I will need smart, trained aides like her in college and after. The truth is I will always need someone, like Stephen Hawking does or Helen Keller did, but I will try to keep working on skills. I’m not sure where I will want to live. I see a lot of slackers still at home- ha ha, but I never, ever want to be in an institution or a place that patronizes me. I want to live as normally as I can.
Now, if my parents had not started to look at my illness in a new way, I might never have emerged from my prison. I would still be bored to death in a remedial autism class in high school, where my former classmates all are. I want to know if you think I am the only intact mind in all of them, or could it be that some of them are also intelligent and understand everything? I think the sad thing is, many will die and we will never know.
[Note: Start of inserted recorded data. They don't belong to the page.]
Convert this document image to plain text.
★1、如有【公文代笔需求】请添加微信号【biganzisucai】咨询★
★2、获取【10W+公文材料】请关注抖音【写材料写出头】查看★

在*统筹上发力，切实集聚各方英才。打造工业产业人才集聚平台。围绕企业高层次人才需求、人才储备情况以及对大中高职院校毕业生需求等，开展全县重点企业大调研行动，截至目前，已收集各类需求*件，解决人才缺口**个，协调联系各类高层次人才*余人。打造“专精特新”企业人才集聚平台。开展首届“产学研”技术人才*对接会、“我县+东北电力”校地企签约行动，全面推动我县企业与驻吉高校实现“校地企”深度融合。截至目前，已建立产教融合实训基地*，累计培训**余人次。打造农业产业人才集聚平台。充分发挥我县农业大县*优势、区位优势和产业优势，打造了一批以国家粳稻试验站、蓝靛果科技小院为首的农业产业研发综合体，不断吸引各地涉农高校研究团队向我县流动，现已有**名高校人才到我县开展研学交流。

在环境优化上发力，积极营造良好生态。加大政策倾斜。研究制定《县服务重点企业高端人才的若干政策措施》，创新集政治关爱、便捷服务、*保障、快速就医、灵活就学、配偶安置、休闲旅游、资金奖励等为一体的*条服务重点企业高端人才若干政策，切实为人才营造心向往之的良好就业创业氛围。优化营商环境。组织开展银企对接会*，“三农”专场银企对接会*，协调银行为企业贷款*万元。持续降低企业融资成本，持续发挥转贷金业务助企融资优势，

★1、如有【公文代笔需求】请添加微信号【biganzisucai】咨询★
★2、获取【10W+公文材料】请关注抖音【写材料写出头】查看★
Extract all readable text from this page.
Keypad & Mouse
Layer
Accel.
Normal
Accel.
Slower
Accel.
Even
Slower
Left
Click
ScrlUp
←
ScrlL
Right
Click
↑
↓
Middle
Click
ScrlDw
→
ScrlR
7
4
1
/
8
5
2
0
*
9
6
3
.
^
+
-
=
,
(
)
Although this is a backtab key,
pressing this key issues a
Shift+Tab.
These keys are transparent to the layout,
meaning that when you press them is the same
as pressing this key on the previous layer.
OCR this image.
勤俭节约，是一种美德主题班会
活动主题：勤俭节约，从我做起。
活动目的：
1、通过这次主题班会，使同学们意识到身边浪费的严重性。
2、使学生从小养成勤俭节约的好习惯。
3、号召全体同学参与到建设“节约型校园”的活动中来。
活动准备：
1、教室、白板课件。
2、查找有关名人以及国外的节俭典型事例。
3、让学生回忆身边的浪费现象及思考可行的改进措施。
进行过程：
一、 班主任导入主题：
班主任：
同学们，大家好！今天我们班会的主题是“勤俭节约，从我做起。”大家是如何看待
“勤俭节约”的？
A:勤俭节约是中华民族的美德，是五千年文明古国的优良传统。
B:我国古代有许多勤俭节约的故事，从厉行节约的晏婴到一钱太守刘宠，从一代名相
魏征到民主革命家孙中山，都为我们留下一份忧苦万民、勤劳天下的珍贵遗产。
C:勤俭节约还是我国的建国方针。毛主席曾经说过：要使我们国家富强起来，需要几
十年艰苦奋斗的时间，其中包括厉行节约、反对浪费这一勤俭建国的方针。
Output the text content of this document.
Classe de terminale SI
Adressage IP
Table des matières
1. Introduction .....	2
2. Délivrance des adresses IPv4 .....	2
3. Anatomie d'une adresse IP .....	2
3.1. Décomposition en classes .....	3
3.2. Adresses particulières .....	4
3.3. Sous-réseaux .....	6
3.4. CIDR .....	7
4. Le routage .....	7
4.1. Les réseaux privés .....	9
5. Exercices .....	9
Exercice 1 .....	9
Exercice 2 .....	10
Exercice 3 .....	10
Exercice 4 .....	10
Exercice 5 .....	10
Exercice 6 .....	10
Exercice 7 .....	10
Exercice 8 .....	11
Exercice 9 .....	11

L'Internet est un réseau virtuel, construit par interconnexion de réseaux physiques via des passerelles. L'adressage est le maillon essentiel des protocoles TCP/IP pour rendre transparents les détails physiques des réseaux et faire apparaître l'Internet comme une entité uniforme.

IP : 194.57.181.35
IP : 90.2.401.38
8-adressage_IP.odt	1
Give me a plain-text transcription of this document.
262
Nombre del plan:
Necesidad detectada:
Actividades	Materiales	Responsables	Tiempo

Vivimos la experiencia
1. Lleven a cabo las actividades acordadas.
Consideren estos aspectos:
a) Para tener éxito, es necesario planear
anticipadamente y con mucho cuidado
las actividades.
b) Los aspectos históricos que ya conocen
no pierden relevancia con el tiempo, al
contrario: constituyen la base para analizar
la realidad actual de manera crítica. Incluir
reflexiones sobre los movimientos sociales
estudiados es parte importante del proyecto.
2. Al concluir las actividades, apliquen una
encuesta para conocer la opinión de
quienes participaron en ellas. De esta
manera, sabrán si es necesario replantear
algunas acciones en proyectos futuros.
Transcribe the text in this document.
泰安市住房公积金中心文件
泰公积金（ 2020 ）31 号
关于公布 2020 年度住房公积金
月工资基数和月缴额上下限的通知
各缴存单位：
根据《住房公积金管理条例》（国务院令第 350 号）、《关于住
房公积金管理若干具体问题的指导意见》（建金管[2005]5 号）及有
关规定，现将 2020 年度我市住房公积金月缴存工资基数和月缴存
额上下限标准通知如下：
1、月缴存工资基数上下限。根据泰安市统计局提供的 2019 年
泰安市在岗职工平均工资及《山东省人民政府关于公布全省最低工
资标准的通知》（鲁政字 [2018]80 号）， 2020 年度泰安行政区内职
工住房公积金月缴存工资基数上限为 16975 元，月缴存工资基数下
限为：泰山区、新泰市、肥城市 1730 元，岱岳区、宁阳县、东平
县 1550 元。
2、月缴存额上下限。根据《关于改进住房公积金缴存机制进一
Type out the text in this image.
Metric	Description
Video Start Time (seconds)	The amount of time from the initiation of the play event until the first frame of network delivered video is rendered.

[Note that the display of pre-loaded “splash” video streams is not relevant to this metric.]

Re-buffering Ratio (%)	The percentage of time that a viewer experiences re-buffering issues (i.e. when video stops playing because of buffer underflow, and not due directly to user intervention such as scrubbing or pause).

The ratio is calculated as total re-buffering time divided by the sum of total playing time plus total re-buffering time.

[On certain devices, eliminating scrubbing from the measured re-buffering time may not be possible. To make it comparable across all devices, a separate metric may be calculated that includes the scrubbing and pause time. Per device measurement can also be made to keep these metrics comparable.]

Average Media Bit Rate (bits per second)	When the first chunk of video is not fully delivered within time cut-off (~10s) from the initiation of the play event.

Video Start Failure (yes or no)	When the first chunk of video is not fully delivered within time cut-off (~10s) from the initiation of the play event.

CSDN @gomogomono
I used to come home from school in 6th grade, and I would weep so much for them. I was partially mainstreamed then and doing grade level work in the other subjects in the aut class as I adjusted to a longer and longer mainstreaming day. The other autistic students would watch me communicate and learn, though they were not doing either.
Isn’t it possible to at least teach them some interesting lessons, even if the kid can’t communicate well yet, in the chance he is trapped internally, as I was? I wrote before that boring people to death is like denying them life, liberty, and the pursuit of happiness.
I also think that autistic kids need more exercise than they get. Look at flabby, weak autistic kids who have poor body control. Don’t you think weights, coordination exercises, and cardio fitness would help? It did for me.
Communication is essential. To answer how, will require a new way of working with autistic people. I feel non-verbal people will be heard from more and more. Will you be open to listening?